I left them with a very different feeling from that with which I first looked on them; nor could I, after leaving them, see among the happy and frivolous whom I passed on the street, any who, with all their health, cheerfulness, and comforts, I would compare in point of true happiness with the two old women in the cheerless attic.
Unto them that believe unto the saving of the soul, Christ is and always has been, precious – the sun, the rock, the life, the bread of their souls – everything that is good, useful, amiable, or desirable here or unto eternity. In, from, and by Him is all their spiritual and eternal life, light, power, growth, consolation, and joy here, with everlasting salvation hereafter. By Him alone do they desire, expect, and obtain deliverance from that woeful apostasy from God which is accompanied with whatever is evil, noxious, and destructive unto our nature, and which, without relief, will issue in eternal misery. By Him they are brought into the nearest relationship, alliance, and friendship with God, the firmest union unto Him, and the most holy communion with Him, that our finite natures are capable of, and so conducted unto the eternal enjoyment of Him.

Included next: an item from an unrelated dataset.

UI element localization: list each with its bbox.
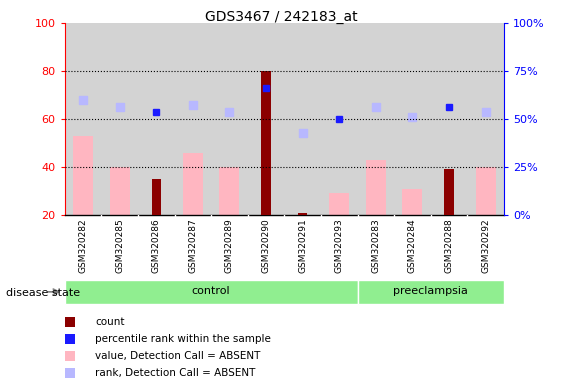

You’ll need to break this down a bit to take it all in. It’s like eating a nice, big, juicy steak. It will take a while to eat and you’ll enjoy every bite. This is why I love the Puritans, and especially John Owen, so much. There is probably no one alive today that could possibly cram so much theology into so small a space and still be orthodox and evangelical.
Now that you’ve heard John Owen, what do you think of Jesus Christ? Do you agree? Do you even know what Owen is talking about? Your life here, and your life hereafter in eternity, depends on your answer.